Slowly but surely, California dairy farms are helping to reduce some of the state’s greenhouse gas (GHG) emissions.
Much has been written about methane digesters on large dairies, perhaps giving the impression they are common. But, the reality is far more modest.
Take California, for example. Of the 1,331 dairies in the state last year, only 40 — less than one in 33 — had a digester, according to Dairy CARES.
That number, however, is on track to perhaps double starting this year.

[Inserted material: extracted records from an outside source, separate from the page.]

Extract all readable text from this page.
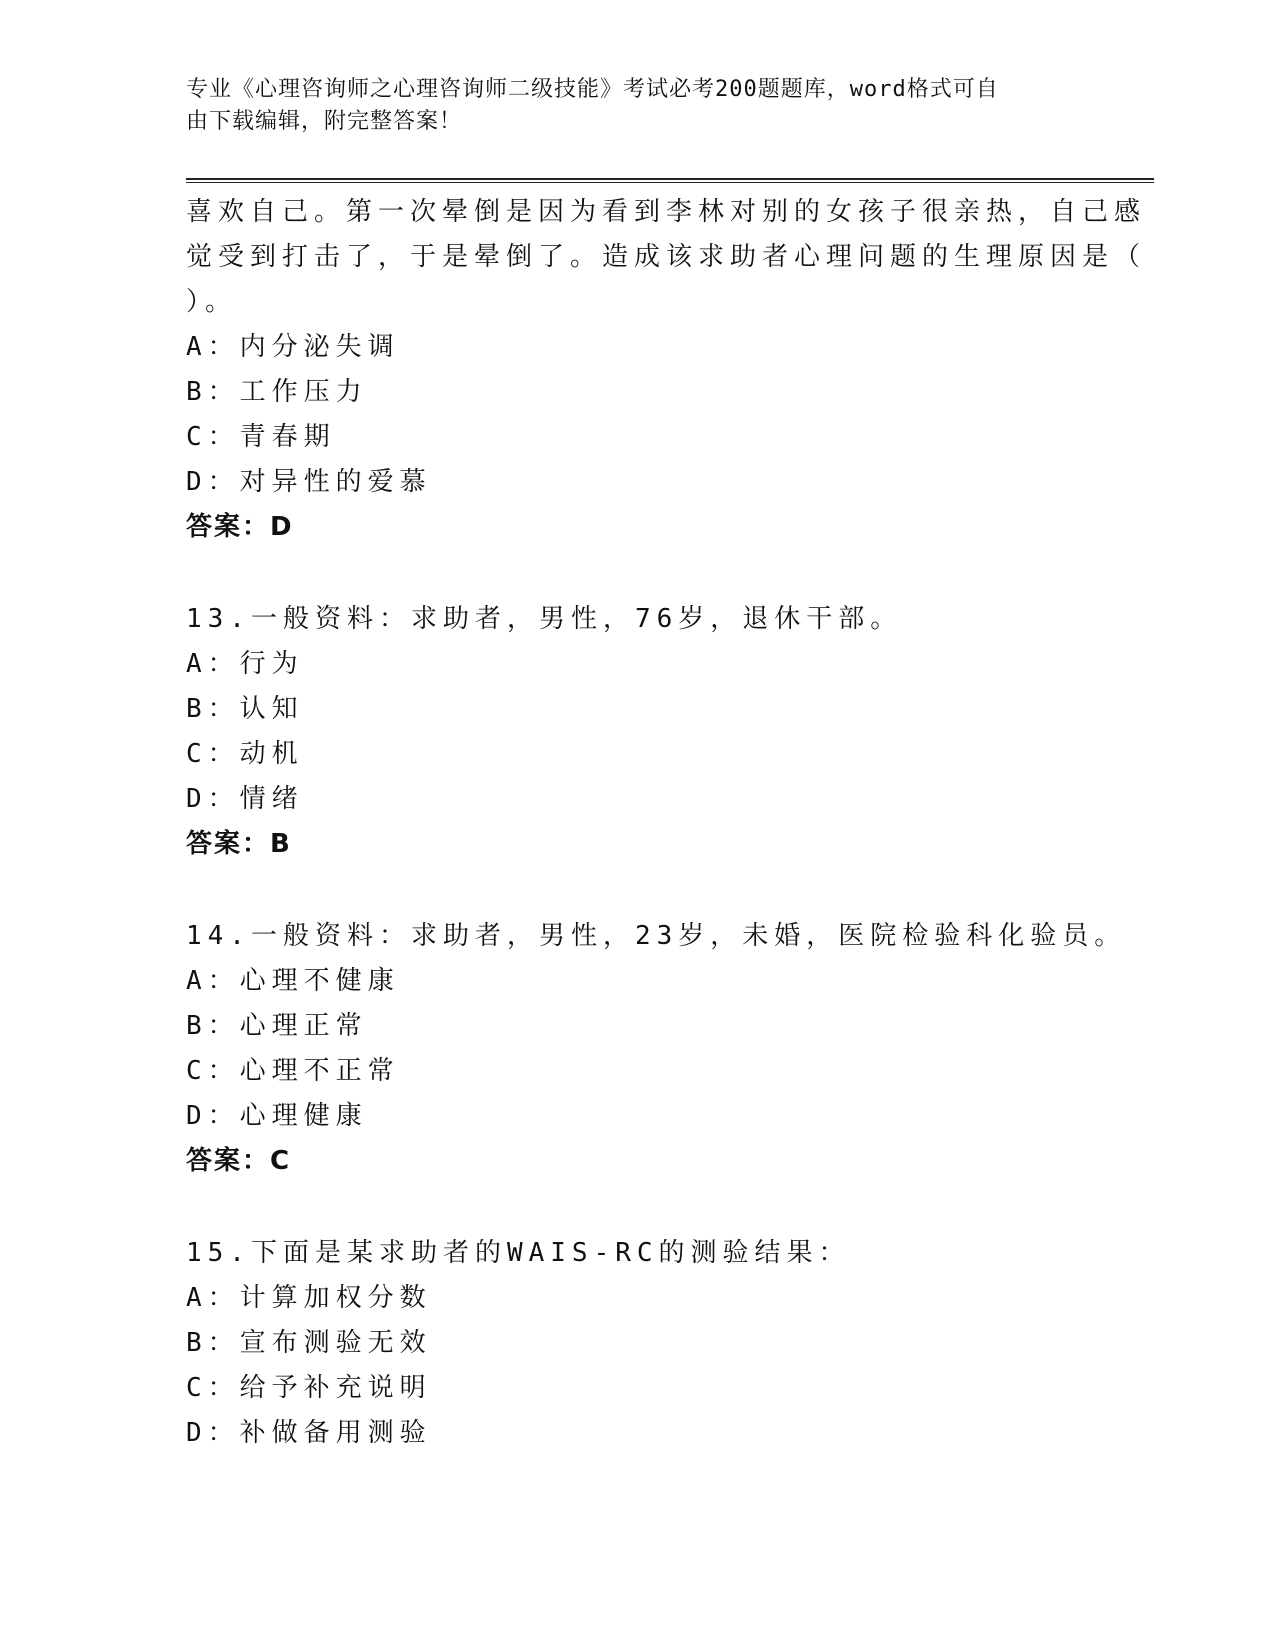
专业《心理咨询师之心理咨询师二级技能》考试必考200题题库，word格式可自
由下载编辑，附完整答案！
喜欢自己。第一次晕倒是因为看到李林对别的女孩子很亲热，自己感
觉受到打击了，于是晕倒了。造成该求助者心理问题的生理原因是（
）。
A：内分泌失调
B：工作压力
C：青春期
D：对异性的爱慕
答案：D
13.一般资料：求助者，男性，76岁，退休干部。
A：行为
B：认知
C：动机
D：情绪
答案：B
14.一般资料：求助者，男性，23岁，未婚，医院检验科化验员。
A：心理不健康
B：心理正常
C：心理不正常
D：心理健康
答案：C
15.下面是某求助者的WAIS-RC的测验结果：
A：计算加权分数
B：宣布测验无效
C：给予补充说明
D：补做备用测验
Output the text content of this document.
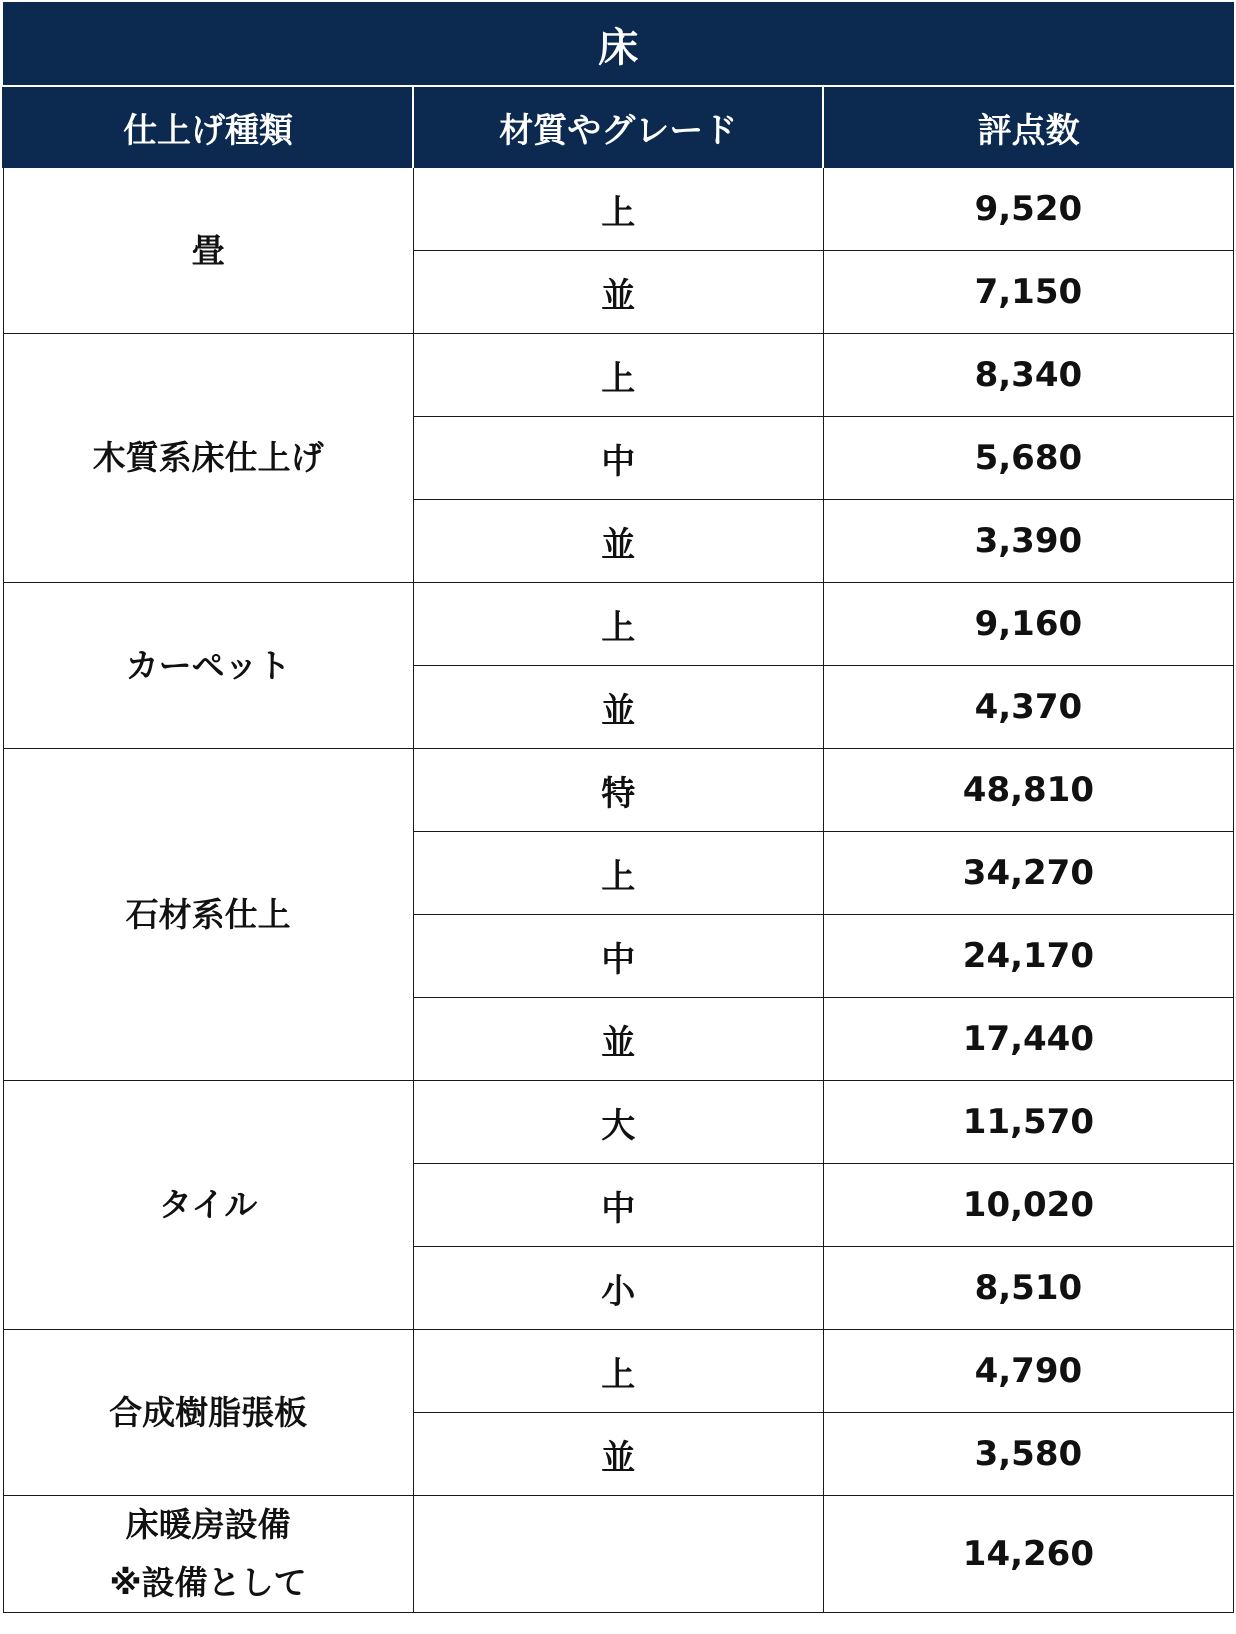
床		
仕上げ種類	材質やグレード	評点数
畳	上	9,520
	並	7,150
木質系床仕上げ	上	8,340
	中	5,680
	並	3,390
カーペット	上	9,160
	並	4,370
石材系仕上	特	48,810
	上	34,270
	中	24,170
	並	17,440
タイル	大	11,570
	中	10,020
	小	8,510
合成樹脂張板	上	4,790
	並	3,580

床暖房設備
※設備として		14,260
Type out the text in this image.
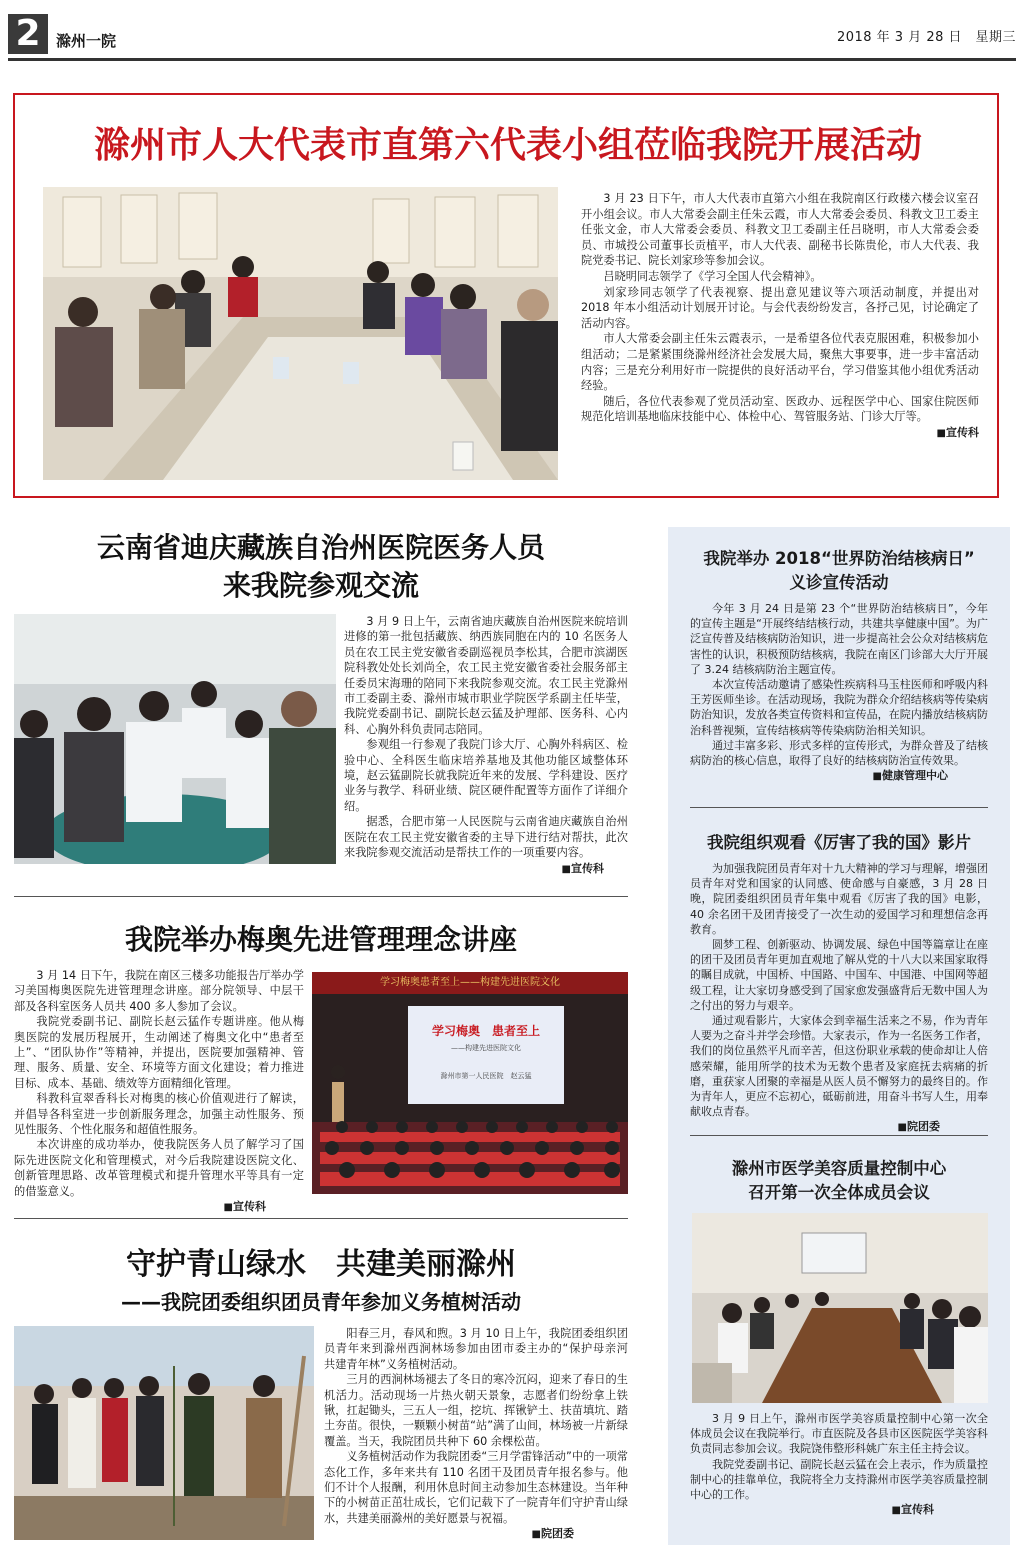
2	滁州一院	2018 年 3 月 28 日　星期三
滁州市人大代表市直第六代表小组莅临我院开展活动

3 月 23 日下午，市人大代表市直第六小组在我院南区行政楼六楼会议室召开小组会议。市人大常委会副主任朱云霞，市人大常委会委员、科教文卫工委主任张文金，市人大常委会委员、科教文卫工委副主任吕晓明，市人大常委会委员、市城投公司董事长贡植平，市人大代表、副秘书长陈贵伦，市人大代表、我院党委书记、院长刘家珍等参加会议。

吕晓明同志领学了《学习全国人代会精神》。

刘家珍同志领学了代表视察、提出意见建议等六项活动制度，并提出对 2018 年本小组活动计划展开讨论。与会代表纷纷发言，各抒己见，讨论确定了活动内容。

市人大常委会副主任朱云霞表示，一是希望各位代表克服困难，积极参加小组活动；二是紧紧围绕滁州经济社会发展大局，聚焦大事要事，进一步丰富活动内容；三是充分利用好市一院提供的良好活动平台，学习借鉴其他小组优秀活动经验。

随后，各位代表参观了党员活动室、医政办、远程医学中心、国家住院医师规范化培训基地临床技能中心、体检中心、驾管服务站、门诊大厅等。

■ 宣传科
云南省迪庆藏族自治州医院医务人员
来我院参观交流

3 月 9 日上午，云南省迪庆藏族自治州医院来皖培训进修的第一批包括藏族、纳西族同胞在内的 10 名医务人员在农工民主党安徽省委副巡视员李松其，合肥市滨湖医院科教处处长刘尚全，农工民主党安徽省委社会服务部主任委员宋海珊的陪同下来我院参观交流。农工民主党滁州市工委副主委、滁州市城市职业学院医学系副主任毕莹，我院党委副书记、副院长赵云猛及护理部、医务科、心内科、心胸外科负责同志陪同。

参观组一行参观了我院门诊大厅、心胸外科病区、检验中心、全科医生临床培养基地及其他功能区域整体环境，赵云猛副院长就我院近年来的发展、学科建设、医疗业务与教学、科研业绩、院区硬件配置等方面作了详细介绍。

据悉，合肥市第一人民医院与云南省迪庆藏族自治州医院在农工民主党安徽省委的主导下进行结对帮扶，此次来我院参观交流活动是帮扶工作的一项重要内容。

■ 宣传科
我院举办梅奥先进管理理念讲座

3 月 14 日下午，我院在南区三楼多功能报告厅举办学习美国梅奥医院先进管理理念讲座。部分院领导、中层干部及各科室医务人员共 400 多人参加了会议。

我院党委副书记、副院长赵云猛作专题讲座。他从梅奥医院的发展历程展开，生动阐述了梅奥文化中“患者至上”、“团队协作”等精神，并提出，医院要加强精神、管理、服务、质量、安全、环境等方面文化建设；着力推进目标、成本、基础、绩效等方面精细化管理。

科教科宣翠香科长对梅奥的核心价值观进行了解读，并倡导各科室进一步创新服务理念，加强主动性服务、预见性服务、个性化服务和超值性服务。

本次讲座的成功举办，使我院医务人员了解学习了国际先进医院文化和管理模式，对今后我院建设医院文化、创新管理思路、改革管理模式和提升管理水平等具有一定的借鉴意义。

■ 宣传科
学习梅奥患者至上——构建先进医院文化
学习梅奥　患者至上
——构建先进医院文化
滁州市第一人民医院　赵云猛
守护青山绿水　共建美丽滁州
——我院团委组织团员青年参加义务植树活动

阳春三月，春风和煦。3 月 10 日上午，我院团委组织团员青年来到滁州西涧林场参加由团市委主办的“保护母亲河　共建青年林”义务植树活动。

三月的西涧林场褪去了冬日的寒冷沉闷，迎来了春日的生机活力。活动现场一片热火朝天景象，志愿者们纷纷拿上铁锹，扛起锄头，三五人一组，挖坑、挥锹铲土、扶苗填坑、踏土夯苗。很快，一颗颗小树苗“站”满了山间，林场被一片新绿覆盖。当天，我院团员共种下 60 余棵松苗。

义务植树活动作为我院团委“三月学雷锋活动”中的一项常态化工作，多年来共有 110 名团干及团员青年报名参与。他们不计个人报酬，利用休息时间主动参加生态林建设。当年种下的小树苗正茁壮成长，它们记载下了一院青年们守护青山绿水，共建美丽滁州的美好愿景与祝福。

■ 院团委
我院举办 2018“世界防治结核病日”
义诊宣传活动

今年 3 月 24 日是第 23 个“世界防治结核病日”，今年的宣传主题是“开展终结结核行动，共建共享健康中国”。为广泛宣传普及结核病防治知识，进一步提高社会公众对结核病危害性的认识，积极预防结核病，我院在南区门诊部大大厅开展了 3.24 结核病防治主题宣传。

本次宣传活动邀请了感染性疾病科马玉柱医师和呼吸内科王芳医师坐诊。在活动现场，我院为群众介绍结核病等传染病防治知识，发放各类宣传资料和宣传品，在院内播放结核病防治科普视频，宣传结核病等传染病防治相关知识。

通过丰富多彩、形式多样的宣传形式，为群众普及了结核病防治的核心信息，取得了良好的结核病防治宣传效果。

■ 健康管理中心
我院组织观看《厉害了我的国》影片

为加强我院团员青年对十九大精神的学习与理解，增强团员青年对党和国家的认同感、使命感与自豪感，3 月 28 日晚，院团委组织团员青年集中观看《厉害了我的国》电影，40 余名团干及团青接受了一次生动的爱国学习和理想信念再教育。

圆梦工程、创新驱动、协调发展、绿色中国等篇章让在座的团干及团员青年更加直观地了解从党的十八大以来国家取得的瞩目成就，中国桥、中国路、中国车、中国港、中国网等超级工程，让大家切身感受到了国家愈发强盛背后无数中国人为之付出的努力与艰辛。

通过观看影片，大家体会到幸福生活来之不易，作为青年人要为之奋斗并学会珍惜。大家表示，作为一名医务工作者，我们的岗位虽然平凡而辛苦，但这份职业承载的使命却让人倍感荣耀，能用所学的技术为无数个患者及家庭抚去病痛的折磨，重获家人团聚的幸福是从医人员不懈努力的最终目的。作为青年人，更应不忘初心，砥砺前进，用奋斗书写人生，用奉献收点青春。

■ 院团委
滁州市医学美容质量控制中心
召开第一次全体成员会议

3 月 9 日上午，滁州市医学美容质量控制中心第一次全体成员会议在我院举行。市直医院及各县市区医院医学美容科负责同志参加会议。我院饶伟整形科姚广东主任主持会议。

我院党委副书记、副院长赵云猛在会上表示，作为质量控制中心的挂靠单位，我院将全力支持滁州市医学美容质量控制中心的工作。

■ 宣传科
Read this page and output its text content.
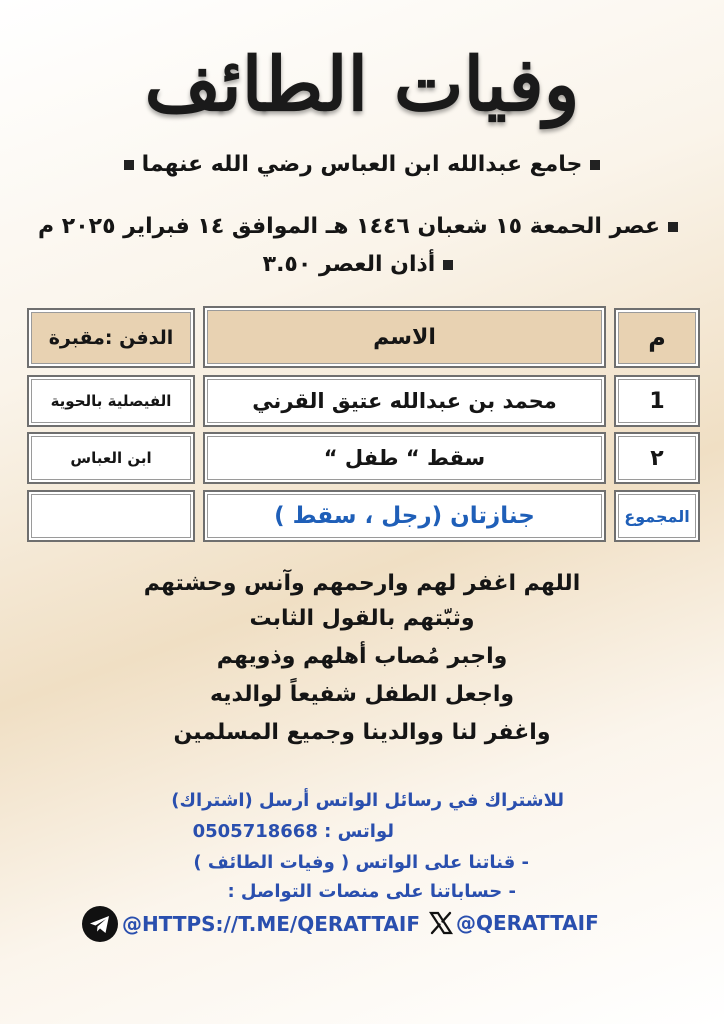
وفيات الطائف
جامع عبدالله ابن العباس رضي الله عنهما
عصر الحمعة ١٥ شعبان ١٤٤٦ هـ الموافق ١٤ فبراير ٢٠٢٥ م
أذان العصر ٣.٥٠
م
الاسم
الدفن :مقبرة
1
محمد بن عبدالله عتيق القرني
الفيصلية بالحوية
٢
سقط “ طفل “
ابن العباس
المجموع
جنازتان (رجل ، سقط )
اللهم اغفر لهم وارحمهم وآنس وحشتهم
وثبّتهم بالقول الثابت
واجبر مُصاب أهلهم وذويهم
واجعل الطفل شفيعاً لوالديه
واغفر لنا ووالدينا وجميع المسلمين
للاشتراك في رسائل الواتس أرسل (اشتراك)
لواتس : 0505718668
- قناتنا على الواتس ( وفيات الطائف )
- حساباتنا على منصات التواصل :
@QERATTAIF
@HTTPS://T.ME/QERATTAIF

The increase was made possible by the state’s just-passed new budget that includes $99 million in grants and cost-share funds to reduce dairy farm methane emissions under the Dairy Digester Research and Development Program (DDRDP) and the Alternative Manure Management Program (AMMP) administered by the California Department of Food and Agriculture (CDFA). The two programs are only 3 years old, but the state has been helping fund digester construction since the early 2000s.
There are plenty of California milk producers who are already in line with emission reduction proposals of their own.
Paul Sousa, director of Regulatory and Environmental Affairs for Western United Dairymen, said DDRDP funding has already put 40 digesters into operation or development. In addition, 63 previously submitted, but not yet funded, AMMP applications are currently being reviewed by the department.
“The state of California is serious about reducing GHG emissions,” he added, “both for the small positive impact it has on global emissions, as well as showing leadership that emissions can be reduced while maintaining California businesses.”
Dairy CARES notes that the digesters already in operation make a yearly reduction in GHG emissions equal to taking 150,000 cars off the road.
It also estimates that existing projects, plus those being developed, will give California over three times as much reduction in methane emissions as any other state. Plus, it says digesters are among the three cheapest GHG reduction programs on a per metric ton basis.